We deem it unnecessary to cite further authorities upon this point. The principle lying at the foundation of the doctrine is as old as the common law, and is embodied in the maxim, qui facit per alium,facit per se, and is as applicable to corporations as to individuals. Doubtless, if a servant or agent commit a tort out of the scope of his agency or employment and not connected with it, the principal would not be liable therefor unless he previously authorized or subsequently ratified the act. Such, however, is not the case here.

It is also well established that vindictive or exemplary damages may be given against corporations for the tortious and wrongful acts of their agents. It was so held by this *127court in this case when it was here before. 28 Ind. 1. The following cases may be cited also as in point. The New Orleans, etc., Railroad Company v. Hurst, 36 Miss. 660; The Atlantic and Great Western Railway Company v. Dunn, 19 Ohio St. 162; Goddard v. Grand Trunk Railway, 57 Maine, 202.

In the case cited from Mississippi, the plaintiff had taken passage on the defendant’s cars at New Orleans, to be carried to Quin’s Depot in the county of Pike, in the State of Mississippi. The train ran past the depot without stopping, and those having it in charge refused to return to the depot, and compelled the plaintiff to leave the train. For this he sued, and recovered a judgment of four thousand five hundred dollars, and the judgment was affirmed. The court say, amongst other things, “It is the peculiar province of a jury to assess damages, and when, as in actions sounding in damages merely, the law furnishes no legal rule of measurement, save their discretion, under the evidence before them, it is very rare indeed that a court will feel itself justified in setting aside a vei'dict merely for excess. It is not enough that, in the opinion of the court, the damages are too high. It may not rightfully substitute its own sense of what would be a reasonable compensation for ,the injury, for that of the jury. The jury are allowed, and indeed it is their duty, in all such cases, where the law provides no other penalty, to consider the interests of society, as well as justice to the plaintiff, and by their verdict, while they make just compensation for the private injury, also to inflict proper punishment for the disregard of public duty.’’

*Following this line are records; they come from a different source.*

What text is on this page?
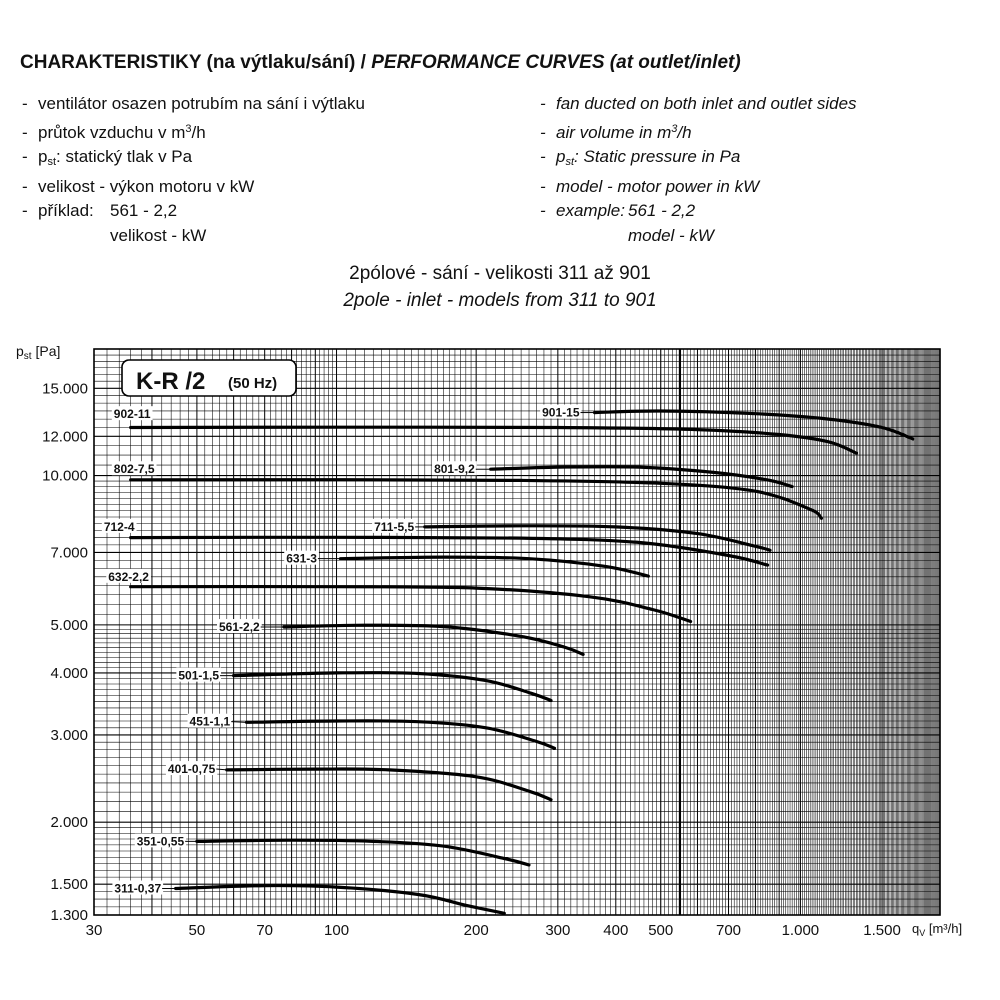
CHARAKTERISTIKY (na výtlaku/sání) / PERFORMANCE CURVES (at outlet/inlet)
- ventilátor osazen potrubím na sání i výtlaku
- průtok vzduchu v $m^3/h$
- pst: statický tlak v Pa
- velikost - výkon motoru v kW
- příklad: 561 - 2,2
velikost - kW
- fan ducted on both inlet and outlet sides
- air volume in $m^3/h$
- pst: Static pressure in Pa
- model - motor power in kW
- example: 561 - 2,2
model - kW
2pólové - sání - velikosti 311 až 901
2pole - inlet - models from 311 to 901
1.300
1.500
2.000
3.000
4.000
5.000
7.000
10.000
12.000
15.000
30	50	70	100	200	300 400 500	700	1.000	1.500
$p_{st}$ [Pa]
$q_V$ [m³/h]
K-R /2 (50 Hz)
311-0,37
351-0,55
401-0,75
451-1,1
501-1,5
561-2,2
631-3
632-2,2
711-5,5
712-4
801-9,2
802-7,5
901-15
902-11
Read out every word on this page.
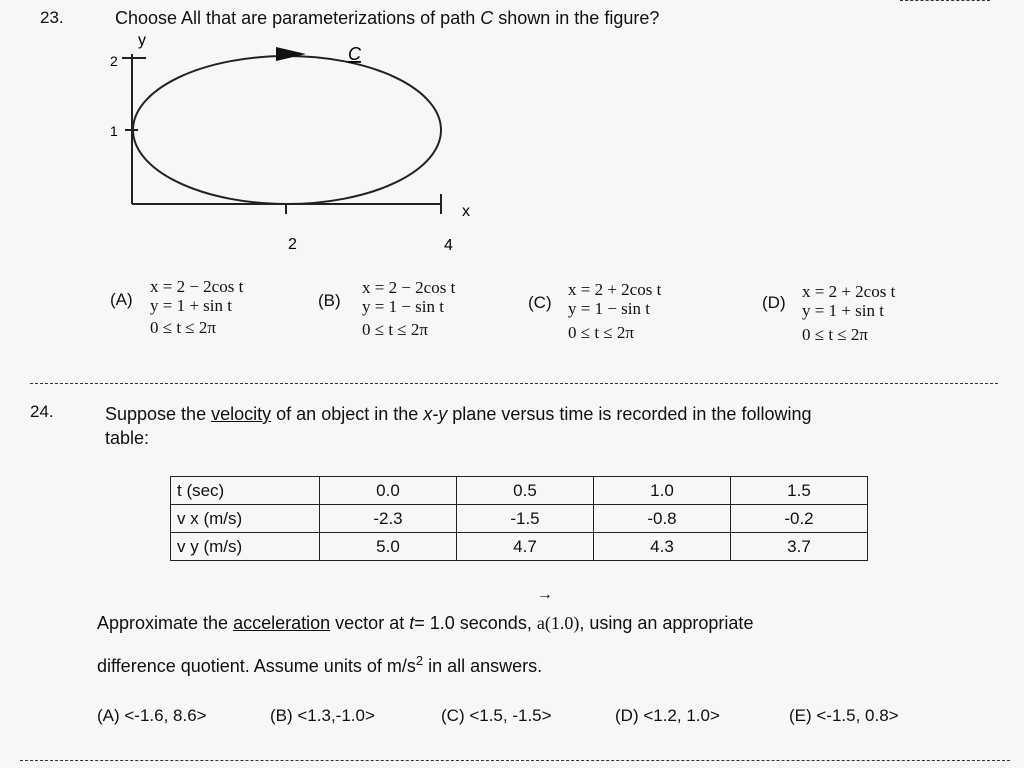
23.	Choose All that are parameterizations of path C shown in the figure?
y
x
C
2
1
2	4
(A)
x = 2 − 2cos t
y = 1 + sin t
0 ≤ t ≤ 2π
(B)
x = 2 − 2cos t
y = 1 − sin t
0 ≤ t ≤ 2π
(C)
x = 2 + 2cos t
y = 1 − sin t
0 ≤ t ≤ 2π
(D)
x = 2 + 2cos t
y = 1 + sin t
0 ≤ t ≤ 2π
24.	Suppose the velocity of an object in the x-y plane versus time is recorded in the following
table:
t (sec)	0.0	0.5	1.0	1.5
v x (m/s)	-2.3	-1.5	-0.8	-0.2
v y (m/s)	5.0	4.7	4.3	3.7
Approximate the acceleration vector at t= 1.0 seconds,
→
a(1.0), using an appropriate
difference quotient. Assume units of $m/s^2$ in all answers.
(A) <-1.6, 8.6>	(B) <1.3,-1.0>	(C) <1.5, -1.5>	(D) <1.2, 1.0>	(E) <-1.5, 0.8>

The case cited from Maine contains an exhaustive examination of the questions as to the liability of a corporation for the wilful torts of its agents, committed in the course of their employments, and the liability of the corporation to respond in exemplary damages. The questions are discussed on principle, and numerous authorities are collected. The case we regard as an instructive and valuable one.

Goddard was a passenger on one of defendant’s trains of *128cars, A brakeman on the train, who was temporarily acting as conductor, under the false claim that Goddard had not paid his fare, abused him, by words, in a most outrageous manner, applying to him coarse, profane, and insulting epithets, calling him a liar, and menacing and threatening him with great personal violence. For this Goddard sued and recovered a judgment of four thousand eight hundred and fifty dollars; and this judgment, after a very thorough consideration, was affirmed.

S. Stansifer, T. A. Hendricks, O. B. Hord, and A. W. Hendricks, for appellant. R. Hill and G. W. Richardson, for appellee.

We have considered the case as made by the plaintiff’s evidence. There was much evidence introduced by the defendant that tended to show a different state of facts. There was considerable apparent conflict in the evidence, but it was all for the consideration of the jury. We think the court committed no error in either giving or refusing charges; and while the damages assessed seem to be greater than we should expect to be found under the circumstances, we do not, under the well established practice of this court, feel authorized to disturb the verdict of the jury, either on the ground that it was not sustained by the evidence, or that the damages assessed were excessive.

The judgment below is affirmed, with costs.